Water to Keep Your Plants Alive
My father had a theory about watering plants. He said that once you start watering plants in a dry season, they come to depend on it, therefore, he wouldn’t start. Of course he was right, once you start watering garden plants, they do start depending on you. But the alternative is to let your plants die, or wait so long to begin watering that they are so completely stressed they won’t recover.
Here are some suggestions for keeping your plants alive. With trees and shrubs you planted this spring (or even last fall), they need a minimum of 10 gallons of water a week, allowed to soak in slowly. It’s better if they have two 10 gallon buckets full a week, soaked in slowly. Don’t make the mistake of soaking them every day, too much water is almost as bad as not enough; the roots will sit there in the wet and not grow at all.
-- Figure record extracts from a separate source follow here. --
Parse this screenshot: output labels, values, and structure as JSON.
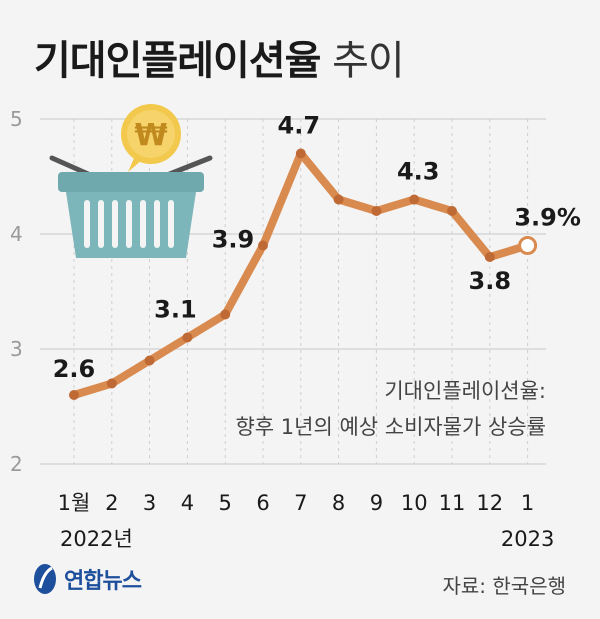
{
  "title_strong": "기대인플레이션율",
  "title_light": "추이",
  "chart_data": {
    "type": "line",
    "title": "기대인플레이션율 추이",
    "categories": [
      "1월",
      "2",
      "3",
      "4",
      "5",
      "6",
      "7",
      "8",
      "9",
      "10",
      "11",
      "12",
      "1"
    ],
    "year_labels": [
      {
        "text": "2022년",
        "category_index": 0
      },
      {
        "text": "2023",
        "category_index": 12
      }
    ],
    "values": [
      2.6,
      2.7,
      2.9,
      3.1,
      3.3,
      3.9,
      4.7,
      4.3,
      4.2,
      4.3,
      4.2,
      3.8,
      3.9
    ],
    "data_labels": [
      {
        "index": 0,
        "text": "2.6"
      },
      {
        "index": 3,
        "text": "3.1"
      },
      {
        "index": 5,
        "text": "3.9"
      },
      {
        "index": 6,
        "text": "4.7"
      },
      {
        "index": 9,
        "text": "4.3"
      },
      {
        "index": 11,
        "text": "3.8"
      },
      {
        "index": 12,
        "text": "3.9%"
      }
    ],
    "yticks": [
      2,
      3,
      4,
      5
    ],
    "ylim": [
      2,
      5
    ],
    "grid": true,
    "annotation": [
      "기대인플레이션율:",
      "향후 1년의 예상 소비자물가 상승률"
    ],
    "line_color": "#d98a4f",
    "marker_color": "#bf6a35",
    "last_marker_fill": "#ffffff"
  },
  "footer": {
    "source": "자료: 한국은행",
    "logo_text": "연합뉴스"
  }
}
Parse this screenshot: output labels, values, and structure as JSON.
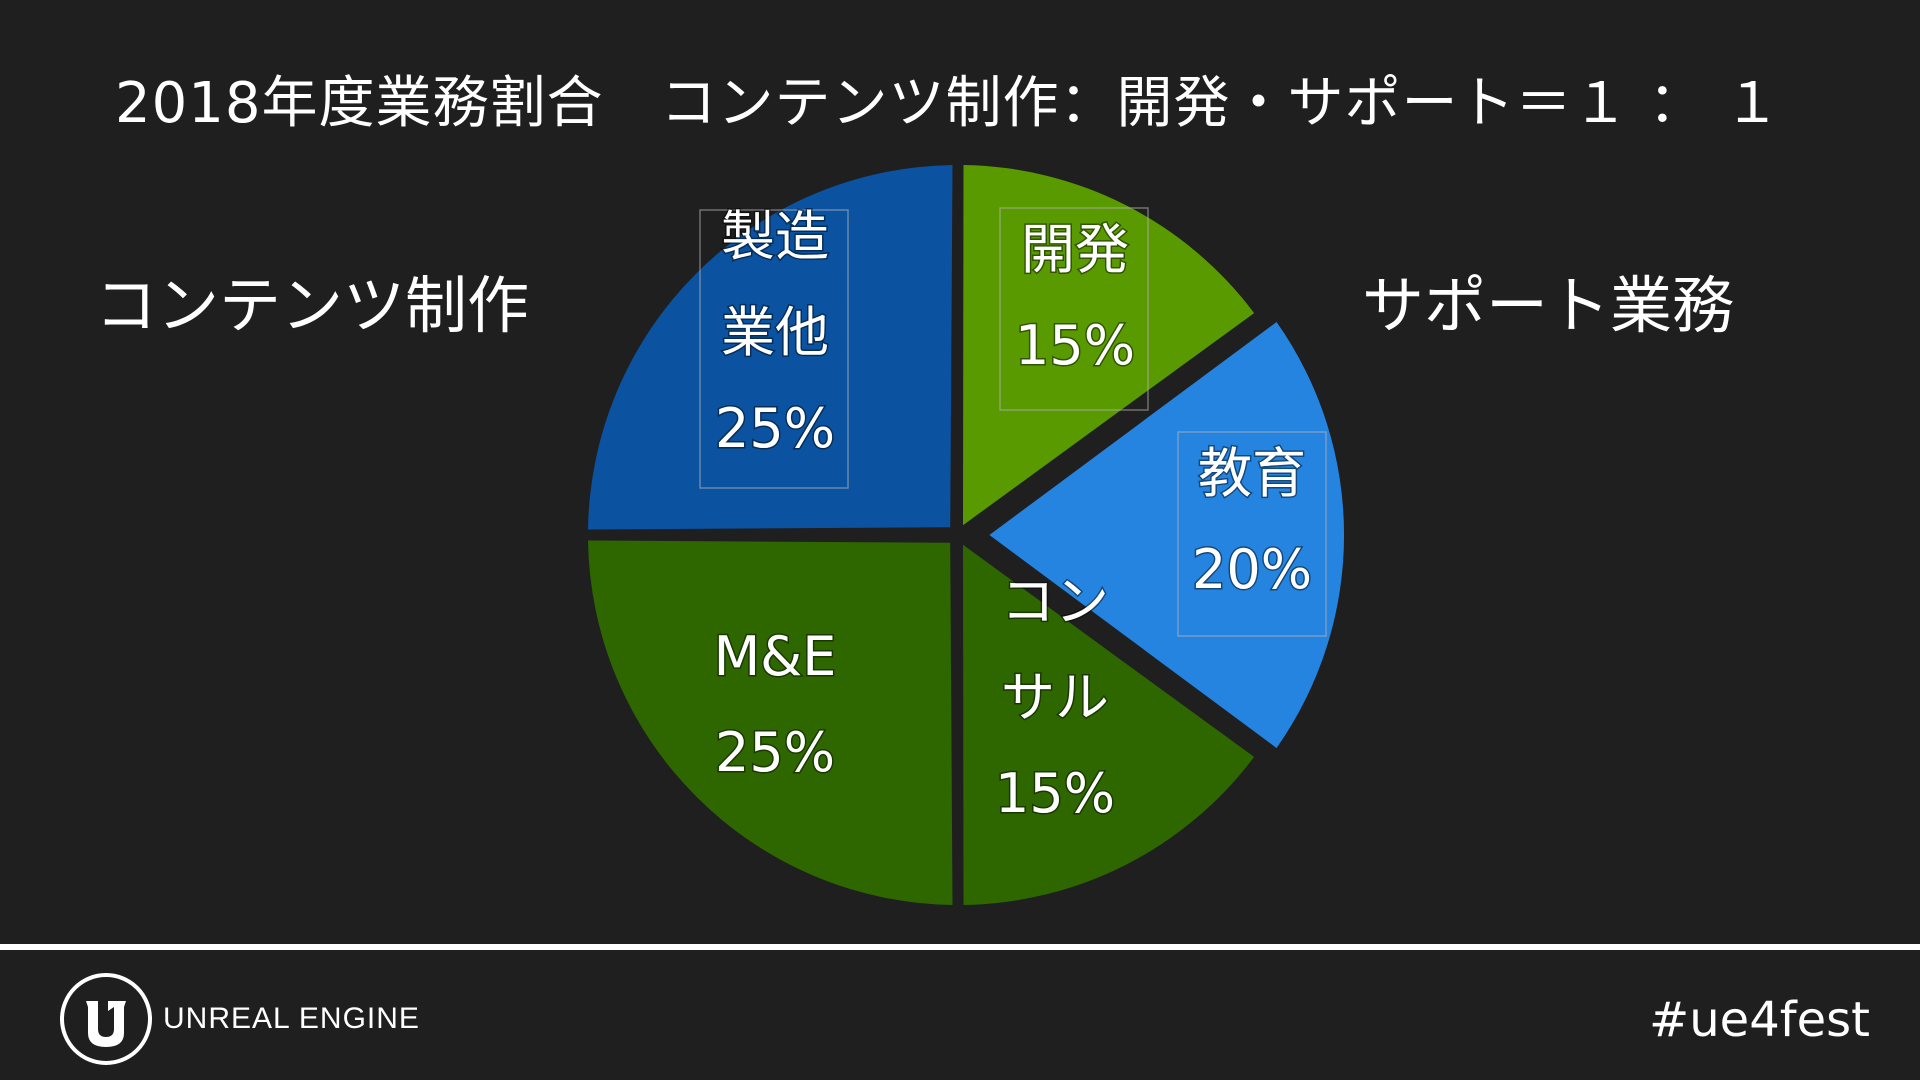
{
  "slide": {
    "title": "2018年度業務割合　コンテンツ制作：開発・サポート＝１ ： １",
    "left_group_label": "コンテンツ制作",
    "right_group_label": "サポート業務"
  },
  "footer": {
    "brand": "UNREAL ENGINE",
    "hashtag": "#ue4fest"
  },
  "chart_data": {
    "type": "pie",
    "start_angle_deg": 0,
    "direction": "clockwise",
    "slices": [
      {
        "label_lines": [
          "開発"
        ],
        "percent_label": "15%",
        "value": 15,
        "color": "#589a00",
        "exploded": false,
        "label_box": true
      },
      {
        "label_lines": [
          "教育"
        ],
        "percent_label": "20%",
        "value": 20,
        "color": "#2484e0",
        "exploded": true,
        "label_box": true
      },
      {
        "label_lines": [
          "コン",
          "サル"
        ],
        "percent_label": "15%",
        "value": 15,
        "color": "#2e6600",
        "exploded": false,
        "label_box": false
      },
      {
        "label_lines": [
          "M&E"
        ],
        "percent_label": "25%",
        "value": 25,
        "color": "#2e6600",
        "exploded": false,
        "label_box": false
      },
      {
        "label_lines": [
          "製造",
          "業他"
        ],
        "percent_label": "25%",
        "value": 25,
        "color": "#0b52a0",
        "exploded": false,
        "label_box": true
      }
    ]
  }
}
If you paid out good money for the tree you planted back in the spring, then weekly watering to keep it alive is a good investment in a shade tree of the future.
With lawns, 3 waterings a week, about 2 hours each time, should keep the grass green. However some varieties of grass will go dormant in dry weather. Bermuda grass, for example, will survive the heat and drought and when it starts raining again, will commence growing again. Bluegrass or similar turf grass lawns, by contrast, need a constant supply of moisture, so it’s best to water those every other day.
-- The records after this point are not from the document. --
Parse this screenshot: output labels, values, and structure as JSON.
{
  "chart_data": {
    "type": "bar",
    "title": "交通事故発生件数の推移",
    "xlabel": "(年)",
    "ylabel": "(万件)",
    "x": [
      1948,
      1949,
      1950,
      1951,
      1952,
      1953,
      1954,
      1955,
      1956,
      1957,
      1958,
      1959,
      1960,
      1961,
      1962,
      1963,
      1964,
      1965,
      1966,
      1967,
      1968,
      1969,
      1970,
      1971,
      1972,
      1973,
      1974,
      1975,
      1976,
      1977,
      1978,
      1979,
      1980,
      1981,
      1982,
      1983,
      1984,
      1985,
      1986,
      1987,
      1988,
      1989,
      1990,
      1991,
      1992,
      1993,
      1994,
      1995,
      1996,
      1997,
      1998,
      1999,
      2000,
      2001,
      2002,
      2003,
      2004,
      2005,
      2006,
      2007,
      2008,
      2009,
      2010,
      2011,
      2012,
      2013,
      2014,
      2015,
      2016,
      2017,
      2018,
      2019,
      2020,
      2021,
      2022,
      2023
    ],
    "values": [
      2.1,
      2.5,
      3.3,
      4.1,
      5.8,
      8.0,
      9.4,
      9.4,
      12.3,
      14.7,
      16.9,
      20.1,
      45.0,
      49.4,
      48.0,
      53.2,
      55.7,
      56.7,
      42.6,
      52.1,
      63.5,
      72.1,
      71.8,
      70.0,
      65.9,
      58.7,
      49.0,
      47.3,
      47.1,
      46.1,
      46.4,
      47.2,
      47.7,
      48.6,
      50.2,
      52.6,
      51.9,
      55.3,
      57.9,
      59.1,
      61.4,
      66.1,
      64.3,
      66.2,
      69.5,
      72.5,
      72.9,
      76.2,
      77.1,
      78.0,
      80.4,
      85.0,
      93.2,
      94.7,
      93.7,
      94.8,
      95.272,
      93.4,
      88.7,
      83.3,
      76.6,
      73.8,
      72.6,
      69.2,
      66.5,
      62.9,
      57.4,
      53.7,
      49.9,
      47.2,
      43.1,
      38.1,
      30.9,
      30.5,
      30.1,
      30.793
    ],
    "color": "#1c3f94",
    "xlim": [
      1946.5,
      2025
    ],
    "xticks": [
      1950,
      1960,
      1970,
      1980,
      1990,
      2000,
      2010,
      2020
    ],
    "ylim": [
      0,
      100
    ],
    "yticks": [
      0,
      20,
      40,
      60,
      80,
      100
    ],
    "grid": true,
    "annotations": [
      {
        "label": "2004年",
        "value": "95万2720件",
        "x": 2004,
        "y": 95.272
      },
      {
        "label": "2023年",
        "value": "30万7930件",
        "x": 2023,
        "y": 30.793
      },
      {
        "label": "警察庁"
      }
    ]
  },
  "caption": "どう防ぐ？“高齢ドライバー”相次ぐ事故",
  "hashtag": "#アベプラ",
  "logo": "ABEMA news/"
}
Roses and tomatoes both do best if watered in early morning. If you are one of those folks who likes to take the garden hose and spray down your roses or tomatoes late in the afternoon, wetting down the plants and shooting a bit at the roots, then you are doing more harm than good. Both roses and tomato plants are prone to fungal problems, and fungus spores love a hot, wet environment. That method of watering insures you will have blackspot and mildew on your roses because the leaves stay wet overnight. It insures your tomatoes will develop wilt faster, and spread quicker, as well. A much safer and more efficient method is to use a soaker hose in your row of tomatoes and soak them for about an hour, twice each week. Or, use the garden hose without a nozzle, and soak around each tomato plant (or rose bush) for 2 minutes, move on to the next one then come back and do the first one again. Aim only at the root area, don’t soak the leaves. If you must use an overhead sprinkler, use it in the early morning so that the air and sunlight evaporates the moisture from the leaves quickly.
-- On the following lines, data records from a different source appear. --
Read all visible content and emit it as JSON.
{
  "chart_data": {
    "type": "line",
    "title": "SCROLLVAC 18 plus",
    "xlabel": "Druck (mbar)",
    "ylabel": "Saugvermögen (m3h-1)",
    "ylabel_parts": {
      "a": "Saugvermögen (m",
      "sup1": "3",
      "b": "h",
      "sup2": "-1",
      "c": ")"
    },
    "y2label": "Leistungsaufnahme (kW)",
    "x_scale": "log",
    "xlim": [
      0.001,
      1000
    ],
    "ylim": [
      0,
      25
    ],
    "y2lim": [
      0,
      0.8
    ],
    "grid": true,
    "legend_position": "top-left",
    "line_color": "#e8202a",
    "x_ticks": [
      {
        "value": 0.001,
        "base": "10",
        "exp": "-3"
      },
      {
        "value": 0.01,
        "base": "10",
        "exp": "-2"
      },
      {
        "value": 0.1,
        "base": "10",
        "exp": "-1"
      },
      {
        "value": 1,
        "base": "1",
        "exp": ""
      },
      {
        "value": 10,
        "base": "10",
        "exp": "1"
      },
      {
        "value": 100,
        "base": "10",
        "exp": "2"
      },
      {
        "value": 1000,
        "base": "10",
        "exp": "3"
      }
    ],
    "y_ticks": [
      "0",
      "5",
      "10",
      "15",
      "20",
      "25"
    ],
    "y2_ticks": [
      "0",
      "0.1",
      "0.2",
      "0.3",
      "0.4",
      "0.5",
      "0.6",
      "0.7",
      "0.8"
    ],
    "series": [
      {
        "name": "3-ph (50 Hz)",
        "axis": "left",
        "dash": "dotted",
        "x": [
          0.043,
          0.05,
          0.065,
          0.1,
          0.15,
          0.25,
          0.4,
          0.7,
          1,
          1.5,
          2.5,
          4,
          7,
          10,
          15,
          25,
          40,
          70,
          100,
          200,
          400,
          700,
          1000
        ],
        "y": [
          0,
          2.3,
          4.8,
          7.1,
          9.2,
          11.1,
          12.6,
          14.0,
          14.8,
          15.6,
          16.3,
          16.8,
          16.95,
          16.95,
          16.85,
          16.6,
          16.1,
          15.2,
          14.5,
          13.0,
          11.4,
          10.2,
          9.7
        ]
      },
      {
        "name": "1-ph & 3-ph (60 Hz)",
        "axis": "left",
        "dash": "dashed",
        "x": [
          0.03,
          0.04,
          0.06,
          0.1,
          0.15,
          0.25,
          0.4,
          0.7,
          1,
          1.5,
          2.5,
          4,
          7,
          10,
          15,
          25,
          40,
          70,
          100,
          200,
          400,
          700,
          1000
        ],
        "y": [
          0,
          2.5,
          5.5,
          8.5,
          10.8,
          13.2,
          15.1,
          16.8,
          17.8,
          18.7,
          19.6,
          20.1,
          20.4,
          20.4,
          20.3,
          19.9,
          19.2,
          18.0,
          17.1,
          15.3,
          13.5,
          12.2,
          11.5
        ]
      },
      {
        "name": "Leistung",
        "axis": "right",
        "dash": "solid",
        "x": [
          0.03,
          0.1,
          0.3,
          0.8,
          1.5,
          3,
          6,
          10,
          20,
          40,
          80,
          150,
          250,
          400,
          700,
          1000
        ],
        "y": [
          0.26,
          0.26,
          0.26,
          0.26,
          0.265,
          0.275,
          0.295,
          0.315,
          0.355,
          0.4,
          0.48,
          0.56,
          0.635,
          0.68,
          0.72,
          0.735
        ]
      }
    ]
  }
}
For herbs of most any kind, along with beans and carrots, they are less picky about how they receive water. Overhead sprinklers are fine, soaker hoses work well, too. But with peppers and eggplant, they also do best if watered early in the morning rather than late in the evening. Peppers, eggplants and tomatoes are all distant cousins and while peppers and eggplants don’t suffer from as many fungal problems as tomatoes, keeping their foliage dry when you water the roots is best.
The important thing is don’t use my father’s advice. He would let his garden plants suffer until they couldn’t be revived with water. The better method is to water your plants on a regular basis, not daily because the roots need to go a bit deeper. But 2 or 3 times each week, soak the roots of all your plants well and they will have a very good chance of making it through this persistent drought.